酒井徹|2019年7月3日10:10AM

治安情報サイト「ガッコム安全ナビ」に掲載された「不審者情報」の画像。秋田県警ホームページ掲載の情報を元に作成されたが、「炎上」状態となり、すでに削除された。(提供/酒井徹)

「女装姿の男を目撃した」という「不審者情報」を秋田県警がホームページに載せた。㈱ガッコム(東京都港区)の治安情報サイト「ガッコム安全ナビ」がこの情報を拡散したことに対し、それだけで不審者扱いすることはおかしいとの批判がネット上で相次いだ。

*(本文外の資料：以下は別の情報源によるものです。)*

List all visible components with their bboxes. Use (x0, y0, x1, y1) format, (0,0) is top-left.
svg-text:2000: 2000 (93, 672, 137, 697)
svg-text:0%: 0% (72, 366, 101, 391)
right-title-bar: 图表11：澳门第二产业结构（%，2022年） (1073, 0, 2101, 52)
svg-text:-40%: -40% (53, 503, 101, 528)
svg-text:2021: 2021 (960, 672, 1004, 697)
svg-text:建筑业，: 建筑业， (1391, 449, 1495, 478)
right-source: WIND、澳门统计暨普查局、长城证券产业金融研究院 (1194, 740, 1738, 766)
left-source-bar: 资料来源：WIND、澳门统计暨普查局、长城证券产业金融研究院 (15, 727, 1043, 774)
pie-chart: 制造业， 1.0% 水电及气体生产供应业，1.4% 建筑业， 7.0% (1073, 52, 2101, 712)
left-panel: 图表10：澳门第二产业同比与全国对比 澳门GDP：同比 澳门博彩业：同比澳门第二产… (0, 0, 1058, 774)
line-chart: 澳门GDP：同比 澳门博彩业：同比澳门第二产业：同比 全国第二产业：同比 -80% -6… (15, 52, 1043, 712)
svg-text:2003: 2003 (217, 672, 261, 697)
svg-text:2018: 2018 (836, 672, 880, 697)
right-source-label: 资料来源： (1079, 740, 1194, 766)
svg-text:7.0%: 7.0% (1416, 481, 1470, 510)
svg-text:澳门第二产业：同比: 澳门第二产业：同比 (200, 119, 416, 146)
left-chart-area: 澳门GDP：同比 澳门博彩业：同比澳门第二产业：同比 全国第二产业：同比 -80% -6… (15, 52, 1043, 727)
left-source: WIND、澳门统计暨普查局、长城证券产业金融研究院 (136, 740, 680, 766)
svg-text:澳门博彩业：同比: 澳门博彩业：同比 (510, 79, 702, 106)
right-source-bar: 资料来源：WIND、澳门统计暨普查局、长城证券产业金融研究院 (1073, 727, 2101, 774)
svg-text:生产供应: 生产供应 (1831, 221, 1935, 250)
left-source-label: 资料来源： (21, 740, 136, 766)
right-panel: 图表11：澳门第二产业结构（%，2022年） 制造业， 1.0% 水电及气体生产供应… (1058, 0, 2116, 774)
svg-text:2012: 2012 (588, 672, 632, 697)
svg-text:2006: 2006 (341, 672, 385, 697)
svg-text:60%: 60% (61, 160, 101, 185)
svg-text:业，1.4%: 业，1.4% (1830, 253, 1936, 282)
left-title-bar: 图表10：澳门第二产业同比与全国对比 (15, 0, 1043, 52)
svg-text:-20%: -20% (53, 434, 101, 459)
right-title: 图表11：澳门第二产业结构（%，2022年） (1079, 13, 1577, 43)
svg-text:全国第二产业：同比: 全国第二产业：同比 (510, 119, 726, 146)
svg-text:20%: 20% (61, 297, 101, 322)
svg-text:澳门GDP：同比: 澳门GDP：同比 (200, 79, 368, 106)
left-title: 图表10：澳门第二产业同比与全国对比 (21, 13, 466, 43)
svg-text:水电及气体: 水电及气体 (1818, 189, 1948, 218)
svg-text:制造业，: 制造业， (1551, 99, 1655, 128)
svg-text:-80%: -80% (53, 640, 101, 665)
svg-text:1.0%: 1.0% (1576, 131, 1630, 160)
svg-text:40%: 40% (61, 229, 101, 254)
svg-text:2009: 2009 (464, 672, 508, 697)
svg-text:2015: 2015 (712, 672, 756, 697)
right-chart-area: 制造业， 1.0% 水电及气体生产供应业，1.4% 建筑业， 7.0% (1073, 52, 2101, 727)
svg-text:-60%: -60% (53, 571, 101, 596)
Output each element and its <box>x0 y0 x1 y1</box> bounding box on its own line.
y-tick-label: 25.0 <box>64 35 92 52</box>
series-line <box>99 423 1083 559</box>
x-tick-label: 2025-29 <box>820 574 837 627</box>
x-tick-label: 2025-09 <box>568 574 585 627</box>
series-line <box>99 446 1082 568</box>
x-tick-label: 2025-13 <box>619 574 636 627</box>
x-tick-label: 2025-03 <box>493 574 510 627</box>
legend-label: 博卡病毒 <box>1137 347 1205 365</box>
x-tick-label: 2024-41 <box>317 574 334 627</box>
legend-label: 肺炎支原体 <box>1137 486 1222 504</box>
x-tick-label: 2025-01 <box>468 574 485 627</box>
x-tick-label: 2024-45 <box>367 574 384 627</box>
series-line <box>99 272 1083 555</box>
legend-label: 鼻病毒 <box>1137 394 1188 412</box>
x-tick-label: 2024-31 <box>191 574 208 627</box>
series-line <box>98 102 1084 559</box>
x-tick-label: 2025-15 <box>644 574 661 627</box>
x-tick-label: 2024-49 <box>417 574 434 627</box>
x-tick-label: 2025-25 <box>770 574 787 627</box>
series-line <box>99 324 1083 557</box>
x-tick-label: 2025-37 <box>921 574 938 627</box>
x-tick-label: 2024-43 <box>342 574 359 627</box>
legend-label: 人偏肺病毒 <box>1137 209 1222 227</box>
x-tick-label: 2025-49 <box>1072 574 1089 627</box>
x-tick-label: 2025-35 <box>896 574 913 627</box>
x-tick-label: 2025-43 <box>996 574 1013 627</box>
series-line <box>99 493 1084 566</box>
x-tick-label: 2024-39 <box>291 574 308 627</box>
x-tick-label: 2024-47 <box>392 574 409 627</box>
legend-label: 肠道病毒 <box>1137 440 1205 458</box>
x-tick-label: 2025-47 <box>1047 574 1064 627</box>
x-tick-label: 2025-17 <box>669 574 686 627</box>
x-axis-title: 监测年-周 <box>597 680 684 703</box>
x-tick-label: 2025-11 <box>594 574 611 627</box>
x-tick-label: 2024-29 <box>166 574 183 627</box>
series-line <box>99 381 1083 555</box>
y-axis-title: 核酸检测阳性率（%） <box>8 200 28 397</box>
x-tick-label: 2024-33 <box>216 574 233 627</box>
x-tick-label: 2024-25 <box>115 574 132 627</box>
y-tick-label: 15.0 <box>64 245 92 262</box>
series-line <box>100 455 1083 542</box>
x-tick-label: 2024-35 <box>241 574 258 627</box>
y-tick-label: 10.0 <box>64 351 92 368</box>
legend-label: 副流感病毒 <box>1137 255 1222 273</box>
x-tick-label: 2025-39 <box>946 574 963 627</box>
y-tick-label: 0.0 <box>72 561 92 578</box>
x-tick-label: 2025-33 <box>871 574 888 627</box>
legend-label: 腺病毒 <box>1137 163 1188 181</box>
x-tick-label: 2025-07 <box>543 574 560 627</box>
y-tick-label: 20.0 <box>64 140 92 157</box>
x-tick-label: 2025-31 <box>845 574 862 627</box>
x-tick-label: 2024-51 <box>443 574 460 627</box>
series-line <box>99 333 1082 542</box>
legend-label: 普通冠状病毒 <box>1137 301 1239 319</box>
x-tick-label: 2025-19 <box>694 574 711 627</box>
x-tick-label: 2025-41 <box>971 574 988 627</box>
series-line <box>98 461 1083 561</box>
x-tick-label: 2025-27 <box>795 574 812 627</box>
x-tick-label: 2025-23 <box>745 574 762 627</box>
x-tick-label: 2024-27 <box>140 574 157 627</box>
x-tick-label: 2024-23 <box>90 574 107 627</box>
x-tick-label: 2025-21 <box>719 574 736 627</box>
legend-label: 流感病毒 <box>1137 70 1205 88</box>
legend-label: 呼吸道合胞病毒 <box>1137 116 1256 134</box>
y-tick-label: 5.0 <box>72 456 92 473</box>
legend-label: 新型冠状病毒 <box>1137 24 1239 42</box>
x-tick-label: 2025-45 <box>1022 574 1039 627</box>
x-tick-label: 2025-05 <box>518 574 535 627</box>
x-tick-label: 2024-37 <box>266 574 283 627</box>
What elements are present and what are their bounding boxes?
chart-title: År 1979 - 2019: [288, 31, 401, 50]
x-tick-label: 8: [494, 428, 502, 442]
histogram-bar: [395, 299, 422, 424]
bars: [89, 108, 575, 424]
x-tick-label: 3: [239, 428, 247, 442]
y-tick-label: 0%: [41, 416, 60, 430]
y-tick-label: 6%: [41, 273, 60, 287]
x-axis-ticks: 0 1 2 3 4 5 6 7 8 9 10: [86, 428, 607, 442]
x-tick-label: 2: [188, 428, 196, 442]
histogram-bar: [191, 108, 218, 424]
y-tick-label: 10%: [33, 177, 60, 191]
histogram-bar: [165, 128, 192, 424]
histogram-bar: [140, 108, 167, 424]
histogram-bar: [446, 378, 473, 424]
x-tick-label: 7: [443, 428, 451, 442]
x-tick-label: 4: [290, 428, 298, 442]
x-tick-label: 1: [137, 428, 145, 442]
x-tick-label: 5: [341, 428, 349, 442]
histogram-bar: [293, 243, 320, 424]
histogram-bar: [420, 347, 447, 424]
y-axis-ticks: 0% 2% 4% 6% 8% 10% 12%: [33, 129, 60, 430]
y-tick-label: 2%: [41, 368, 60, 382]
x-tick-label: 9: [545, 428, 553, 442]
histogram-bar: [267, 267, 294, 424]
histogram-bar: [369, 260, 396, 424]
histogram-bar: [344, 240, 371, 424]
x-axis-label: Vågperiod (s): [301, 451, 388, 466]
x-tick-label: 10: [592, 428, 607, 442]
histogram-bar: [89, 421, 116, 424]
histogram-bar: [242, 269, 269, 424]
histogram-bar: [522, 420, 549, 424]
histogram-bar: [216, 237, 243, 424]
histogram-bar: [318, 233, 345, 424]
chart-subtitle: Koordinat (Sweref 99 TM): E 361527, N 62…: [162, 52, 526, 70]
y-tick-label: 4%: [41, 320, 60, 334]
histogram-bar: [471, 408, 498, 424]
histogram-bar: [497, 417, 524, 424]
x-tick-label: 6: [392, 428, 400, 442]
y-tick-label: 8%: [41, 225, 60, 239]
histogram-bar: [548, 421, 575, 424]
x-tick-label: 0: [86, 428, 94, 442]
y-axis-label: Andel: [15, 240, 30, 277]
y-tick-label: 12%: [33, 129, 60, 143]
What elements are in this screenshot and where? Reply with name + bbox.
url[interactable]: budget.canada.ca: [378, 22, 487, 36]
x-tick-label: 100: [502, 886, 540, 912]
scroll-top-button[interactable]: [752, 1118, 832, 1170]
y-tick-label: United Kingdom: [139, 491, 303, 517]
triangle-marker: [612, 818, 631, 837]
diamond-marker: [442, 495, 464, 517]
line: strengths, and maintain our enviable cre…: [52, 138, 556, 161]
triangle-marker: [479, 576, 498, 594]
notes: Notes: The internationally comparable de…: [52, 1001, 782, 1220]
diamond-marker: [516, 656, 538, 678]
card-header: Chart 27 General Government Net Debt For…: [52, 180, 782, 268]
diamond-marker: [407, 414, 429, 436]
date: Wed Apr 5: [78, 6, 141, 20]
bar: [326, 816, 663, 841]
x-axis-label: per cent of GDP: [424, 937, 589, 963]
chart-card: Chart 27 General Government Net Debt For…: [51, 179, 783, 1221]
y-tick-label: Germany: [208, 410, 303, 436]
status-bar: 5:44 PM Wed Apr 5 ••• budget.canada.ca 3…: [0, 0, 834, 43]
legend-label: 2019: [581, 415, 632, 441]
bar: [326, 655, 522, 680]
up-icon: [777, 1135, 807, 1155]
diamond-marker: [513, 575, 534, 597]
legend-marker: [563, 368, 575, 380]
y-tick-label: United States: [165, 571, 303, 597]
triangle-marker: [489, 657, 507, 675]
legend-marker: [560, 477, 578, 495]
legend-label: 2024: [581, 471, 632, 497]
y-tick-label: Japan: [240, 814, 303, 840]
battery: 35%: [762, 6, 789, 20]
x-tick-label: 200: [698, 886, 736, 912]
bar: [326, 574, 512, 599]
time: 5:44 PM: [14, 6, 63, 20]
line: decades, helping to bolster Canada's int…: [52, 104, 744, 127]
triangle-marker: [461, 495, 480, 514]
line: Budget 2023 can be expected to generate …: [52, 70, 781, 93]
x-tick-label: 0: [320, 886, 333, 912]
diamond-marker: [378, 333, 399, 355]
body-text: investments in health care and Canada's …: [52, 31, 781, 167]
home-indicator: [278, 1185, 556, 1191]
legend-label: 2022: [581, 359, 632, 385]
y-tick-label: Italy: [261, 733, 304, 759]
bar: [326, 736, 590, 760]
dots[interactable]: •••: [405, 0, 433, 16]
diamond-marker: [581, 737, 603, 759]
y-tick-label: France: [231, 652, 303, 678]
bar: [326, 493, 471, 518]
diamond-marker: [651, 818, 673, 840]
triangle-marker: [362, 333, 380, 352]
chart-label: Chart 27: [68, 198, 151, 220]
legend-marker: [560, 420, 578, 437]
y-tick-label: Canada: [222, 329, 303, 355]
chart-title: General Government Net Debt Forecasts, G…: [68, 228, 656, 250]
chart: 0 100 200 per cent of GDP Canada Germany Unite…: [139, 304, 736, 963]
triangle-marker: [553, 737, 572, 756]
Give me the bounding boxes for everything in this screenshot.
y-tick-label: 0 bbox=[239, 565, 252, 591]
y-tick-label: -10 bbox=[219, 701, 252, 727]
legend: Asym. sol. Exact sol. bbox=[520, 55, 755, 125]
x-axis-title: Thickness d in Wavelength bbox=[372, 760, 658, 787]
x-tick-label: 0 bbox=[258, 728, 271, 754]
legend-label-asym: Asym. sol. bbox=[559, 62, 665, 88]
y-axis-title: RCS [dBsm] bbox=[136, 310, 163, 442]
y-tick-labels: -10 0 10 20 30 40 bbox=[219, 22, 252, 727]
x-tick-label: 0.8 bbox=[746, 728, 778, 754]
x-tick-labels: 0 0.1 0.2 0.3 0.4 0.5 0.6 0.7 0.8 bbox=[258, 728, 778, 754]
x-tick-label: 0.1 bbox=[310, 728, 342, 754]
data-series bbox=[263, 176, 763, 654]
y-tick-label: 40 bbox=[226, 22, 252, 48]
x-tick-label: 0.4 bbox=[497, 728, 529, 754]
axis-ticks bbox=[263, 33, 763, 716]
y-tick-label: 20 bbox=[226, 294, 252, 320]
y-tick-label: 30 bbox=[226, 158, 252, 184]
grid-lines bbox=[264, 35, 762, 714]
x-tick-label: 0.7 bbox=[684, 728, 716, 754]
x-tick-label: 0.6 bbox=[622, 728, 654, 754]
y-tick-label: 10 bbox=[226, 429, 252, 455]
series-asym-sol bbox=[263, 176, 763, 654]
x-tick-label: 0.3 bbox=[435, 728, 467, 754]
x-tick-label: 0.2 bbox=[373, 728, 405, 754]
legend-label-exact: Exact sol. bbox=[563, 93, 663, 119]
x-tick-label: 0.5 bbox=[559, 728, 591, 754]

「5月15日(水)20:00ころ/秋田市内/路上において、帰宅途中の女子高校生2人が、女装姿の男を目撃する事案が発生しました」

こうした「不審者情報」を秋田県警が5月21日にホームページに載せた。そこには「行為者の情報」として、その推定年齢や風体も記されていた。だがこの者がいかなる「不審」な「行為」をしたのかは記されていない。県警の他の不審者情報では「児童が、男から後をつけられる事案が発生」などと「行為」が記されている。

ガッコムは同日、「ガッコム安全ナビ」やツイッターにこの情報を掲載した。これに対して同21日には、「女装だけ?/え、なんでダメなの?」(……もふ氏)、「人権意識が無さ過ぎる」(こうし氏)などの返信ツイートが同社ツイッターになされた。2日後の23日には「同じ東北民の女装娘として、ちょっと不安になる事案/安易にA面で街歩けなくなりそう」(そにあ氏)と、当事者からも批判の声が寄せられた。

翌24日にも「当事者としてとても疑問ですし、自分が危険人物として晒し上げられると思うと、恐怖です」(ヒカリ氏)、「女装男性がただ歩いている事は『事案』ではありません。異性装自体は犯罪行為でも加害行為でもありませんし、異性装者をそれだけで『行為者』扱いしこういったアナウンスを流す事は偏見の助長と扇動です」(蛟氏)などと批判の返信ツイートがあった。

25日には筆者も「この『不審者情報』、悪質じゃないですか?女装して町を歩いてるだけで『不審者』扱いされてこんな風に拡散されたんじゃ、性同一性障害とかのトランスジェンダーや異性装者は安心して秋田市で暮らせません。この方が一体どんな悪いことをやったというのでしょうか。『女装=不審』だとしたらひどすぎます」との返信ツイートを行なった。26日にも「これ安全と全く関係ない。トランスベスタイトへの偏見を助長する公式ヘイトスピーチか?」(bingomachi氏)との批判の声が寄せられた。だが、同社は翌27日までこの情報を削除も訂正もせずにサイトに載せ続けた。